Androcles, aku kesal. Sangat. Jika kau tidak membalas suratku yang ini, aku sumpahi kau semakin jatuh cinta padaku! Puas?
Androcles ... aku rindu. Sayang, kau sudah memiliki wanita lain, ‘kan, di sana? Tak apa. Akan kubuat kau berpaling nanti. Siap-siap, ya?
Baiklah, sepertinya pesanku ini tidak akan mendapatkan balasan seperti biasanya lagi, ‘kan? Hah ... mungkin malam ini aku akan menyantetmu. Siap-siap saja besok kau akan tergila-gila padaku. Lihat nanti!
Tertanda, Amaryllis yang imut.’
Lihat, bagaimana Androcles tidak tertawa membaca surat dari gadis kecil itu? Setiap paragraf dalam kalimat pesannya saja berisi umpatan yang ‘sedikit’ tidak dimengerti olehnya. Wah ... hiburan tersendiri memang.
Saat ia asyik dengan dunia sendiri, suara decakan tiba-tiba terdengar. Membuat atensinya menoleh ke arah si empu yang berani mengganggu acaranya itu.
“Aku tidak paham mengapa dirimu menyimpan semua surat itu, tapi sama sekali tak membalasnya,” ujar pria bertopeng perak yang mirip dengan topeng yang biasanya dipakai oleh Androcles.
Androcles tersenyum culas. Ia melupakan keberadaan sosok pria yang sudah berusia 39 tahun itu.
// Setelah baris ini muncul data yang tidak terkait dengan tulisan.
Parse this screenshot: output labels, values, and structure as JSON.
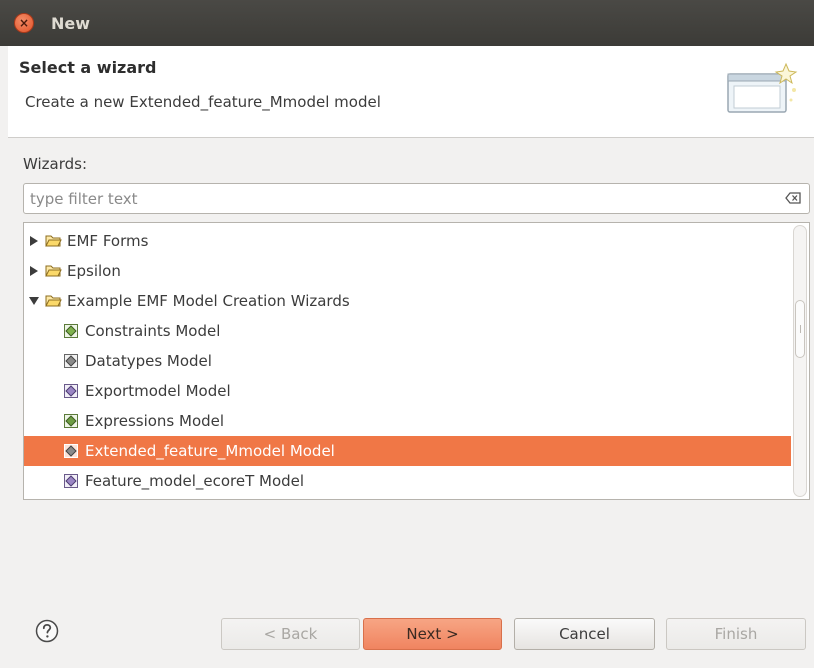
{
  "window": {
    "title": "New"
  },
  "header": {
    "title": "Select a wizard",
    "description": "Create a new Extended_feature_Mmodel model"
  },
  "wizards_label": "Wizards:",
  "filter": {
    "placeholder": "type filter text",
    "value": ""
  },
  "tree": {
    "items": [
      {
        "label": "EMF Forms",
        "type": "folder",
        "expanded": false
      },
      {
        "label": "Epsilon",
        "type": "folder",
        "expanded": false
      },
      {
        "label": "Example EMF Model Creation Wizards",
        "type": "folder",
        "expanded": true
      },
      {
        "label": "Constraints Model",
        "type": "model"
      },
      {
        "label": "Datatypes Model",
        "type": "model"
      },
      {
        "label": "Exportmodel Model",
        "type": "model"
      },
      {
        "label": "Expressions Model",
        "type": "model"
      },
      {
        "label": "Extended_feature_Mmodel Model",
        "type": "model",
        "selected": true
      },
      {
        "label": "Feature_model_ecoreT Model",
        "type": "model"
      }
    ]
  },
  "buttons": {
    "back": "< Back",
    "next": "Next >",
    "cancel": "Cancel",
    "finish": "Finish"
  },
  "colors": {
    "selection": "#f07746",
    "titlebar": "#3c3b37",
    "default_button": "#f08460"
  }
}
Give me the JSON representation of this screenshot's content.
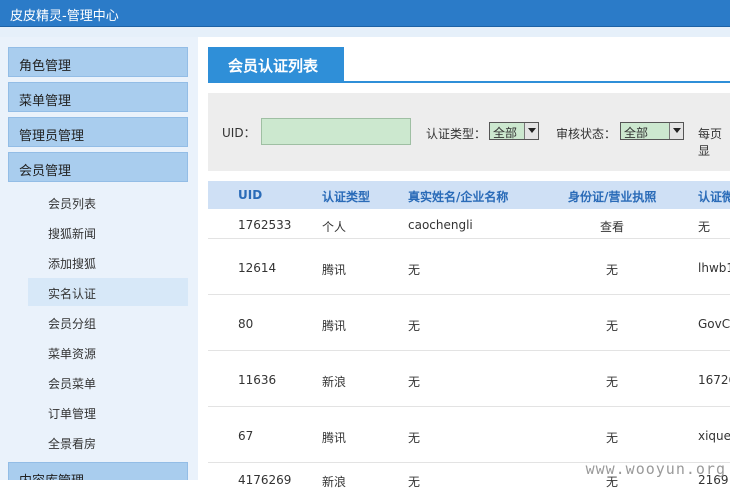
{
  "header": {
    "title": "皮皮精灵-管理中心"
  },
  "sidebar": {
    "groups": [
      {
        "label": "角色管理"
      },
      {
        "label": "菜单管理"
      },
      {
        "label": "管理员管理"
      },
      {
        "label": "会员管理"
      },
      {
        "label": "内容库管理"
      }
    ],
    "sub_items": [
      {
        "label": "会员列表"
      },
      {
        "label": "搜狐新闻"
      },
      {
        "label": "添加搜狐"
      },
      {
        "label": "实名认证"
      },
      {
        "label": "会员分组"
      },
      {
        "label": "菜单资源"
      },
      {
        "label": "会员菜单"
      },
      {
        "label": "订单管理"
      },
      {
        "label": "全景看房"
      }
    ],
    "active_sub_item": "实名认证"
  },
  "main": {
    "tab_title": "会员认证列表",
    "filter": {
      "uid_label": "UID：",
      "uid_value": "",
      "type_label": "认证类型：",
      "type_selected": "全部",
      "status_label": "审核状态：",
      "status_selected": "全部",
      "page_size_label": "每页显"
    },
    "table": {
      "columns": [
        "UID",
        "认证类型",
        "真实姓名/企业名称",
        "身份证/营业执照",
        "认证微"
      ],
      "rows": [
        {
          "uid": "1762533",
          "type": "个人",
          "name": "caochengli",
          "license": "查看",
          "extra": "无"
        },
        {
          "uid": "12614",
          "type": "腾讯",
          "name": "无",
          "license": "无",
          "extra": "lhwb1"
        },
        {
          "uid": "80",
          "type": "腾讯",
          "name": "无",
          "license": "无",
          "extra": "GovC"
        },
        {
          "uid": "11636",
          "type": "新浪",
          "name": "无",
          "license": "无",
          "extra": "16726"
        },
        {
          "uid": "67",
          "type": "腾讯",
          "name": "无",
          "license": "无",
          "extra": "xique"
        },
        {
          "uid": "4176269",
          "type": "新浪",
          "name": "无",
          "license": "无",
          "extra": "2169"
        }
      ]
    }
  },
  "watermark": "www.wooyun.org",
  "colors": {
    "topbar": "#2b7bc8",
    "tab": "#2f8fd8",
    "menu_group": "#a9cdee",
    "header_text": "#2a6bb8"
  }
}
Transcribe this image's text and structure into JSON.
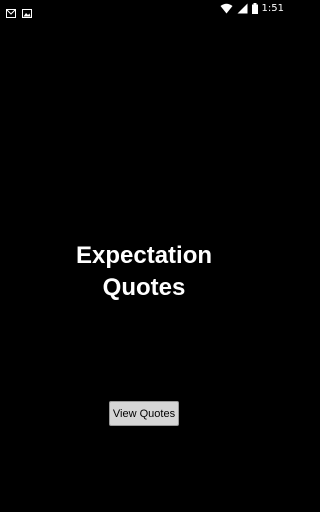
{
  "status_bar": {
    "left_icons": [
      "gmail-icon",
      "image-icon"
    ],
    "right_icons": [
      "wifi-icon",
      "signal-icon",
      "battery-icon"
    ],
    "time": "1:51"
  },
  "main": {
    "title_line1": "Expectation",
    "title_line2": "Quotes",
    "button_label": "View Quotes"
  },
  "colors": {
    "background": "#000000",
    "text": "#ffffff",
    "button_bg": "#d6d6d6"
  }
}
“Hari ini ritualnya?” tanya Androcles seraya menyimpan surat itu di lacinya. Oh, lihatlah! Laci meja kerjanya penuh dengan surat. Siapa lagi kalau bukan dari Amaryllis?
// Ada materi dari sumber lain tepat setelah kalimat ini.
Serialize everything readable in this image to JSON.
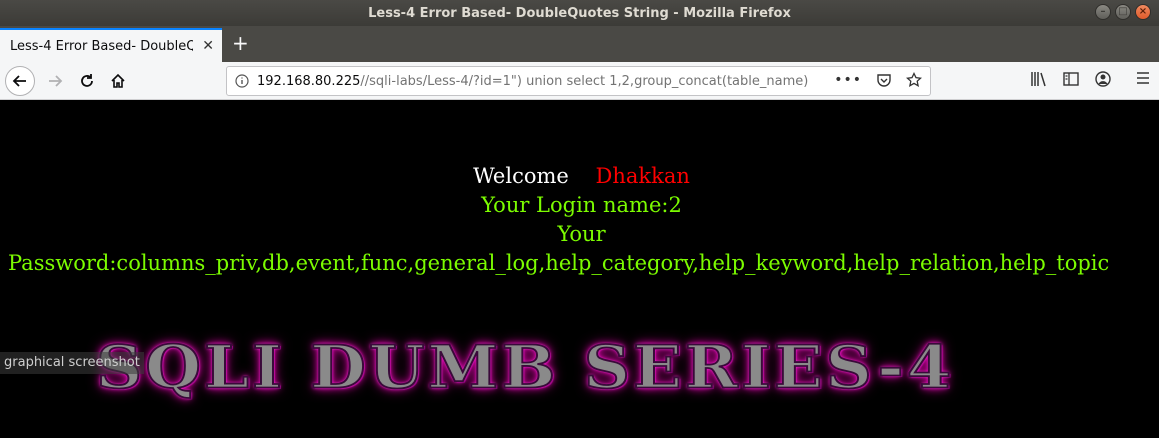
{
  "window": {
    "title": "Less-4 Error Based- DoubleQuotes String - Mozilla Firefox"
  },
  "tabs": [
    {
      "label": "Less-4 Error Based- DoubleQ"
    }
  ],
  "urlbar": {
    "host": "192.168.80.225",
    "rest": "//sqli-labs/Less-4/?id=1\") union select 1,2,group_concat(table_name)"
  },
  "page": {
    "welcome": "Welcome",
    "user": "Dhakkan",
    "login_line": "Your Login name:2",
    "your": "Your",
    "password_line": "Password:columns_priv,db,event,func,general_log,help_category,help_keyword,help_relation,help_topic",
    "banner": "SQLI DUMB SERIES-4",
    "tooltip": "graphical screenshot"
  }
}
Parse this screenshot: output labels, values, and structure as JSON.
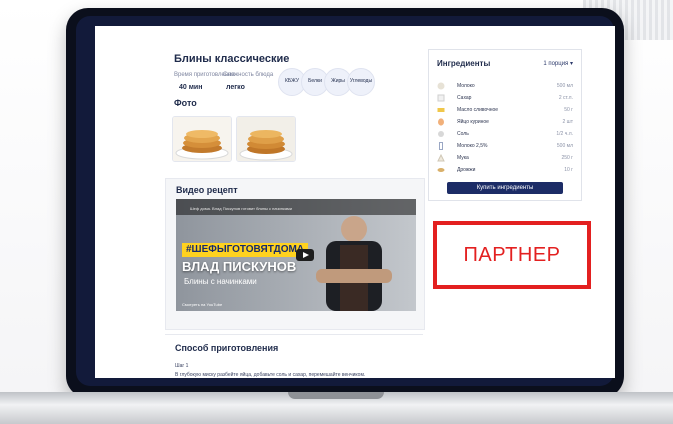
{
  "recipe": {
    "title": "Блины классические",
    "meta": [
      {
        "label": "Время приготовления",
        "value": "40 мин"
      },
      {
        "label": "Сложность блюда",
        "value": "легко"
      }
    ],
    "nutrition": [
      "КБЖУ",
      "Белки",
      "Жиры",
      "Углеводы"
    ],
    "photo_label": "Фото",
    "video_label": "Видео рецепт",
    "method_label": "Способ приготовления",
    "steps": [
      "Шаг 1",
      "В глубокую миску разбейте яйца, добавьте соль и сахар, перемешайте венчиком."
    ]
  },
  "ingredients": {
    "title": "Ингредиенты",
    "portions": "1 порция",
    "items": [
      {
        "name": "Молоко",
        "amount": "500 мл"
      },
      {
        "name": "Сахар",
        "amount": "2 ст.л."
      },
      {
        "name": "Масло сливочное",
        "amount": "50 г"
      },
      {
        "name": "Яйцо куриное",
        "amount": "2 шт"
      },
      {
        "name": "Соль",
        "amount": "1/2 ч.л."
      },
      {
        "name": "Молоко 2,5%",
        "amount": "500 мл"
      },
      {
        "name": "Мука",
        "amount": "250 г"
      },
      {
        "name": "Дрожжи",
        "amount": "10 г"
      }
    ],
    "buy_label": "Купить ингредиенты"
  },
  "video": {
    "subtitle": "Шеф дома. Влад Пискунов готовит блины с начинками",
    "hashtag": "#ШЕФЫГОТОВЯТДОМА",
    "name": "ВЛАД ПИСКУНОВ",
    "description": "Блины с начинками",
    "footer": "Смотреть на YouTube"
  },
  "partner": {
    "label": "ПАРТНЕР"
  },
  "colors": {
    "brand": "#1c2c66",
    "partner": "#e32020",
    "hashtag": "#ffd21f"
  }
}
Mendengkus, pria yang menyandarkan tubuhnya ke tembok itu berjalan mendekat ke arah Androcles. “Aku harap kau tidak akan menyesal nanti. Bisa saja karma berlaku jika gadis itu tidak kembali ke pelukanmu,” ujarnya.
Kali ini, kilat tajam dari Androcles menghunus tepat ke netra biru milik pria itu. “Hm. Aku tahu konsekuensinya.”
Tersenyum remeh, pria itu menoleh ke arah belakang. Di mana seorang pria bersurai hitam kelam telah berdiri di sana.
“Lucian, aku titip dia. Laksanakan semua yang telah aku perintahkan padamu. Paham?” ujar pria itu dengan nada penuh isyarat perintah dan tegasnya.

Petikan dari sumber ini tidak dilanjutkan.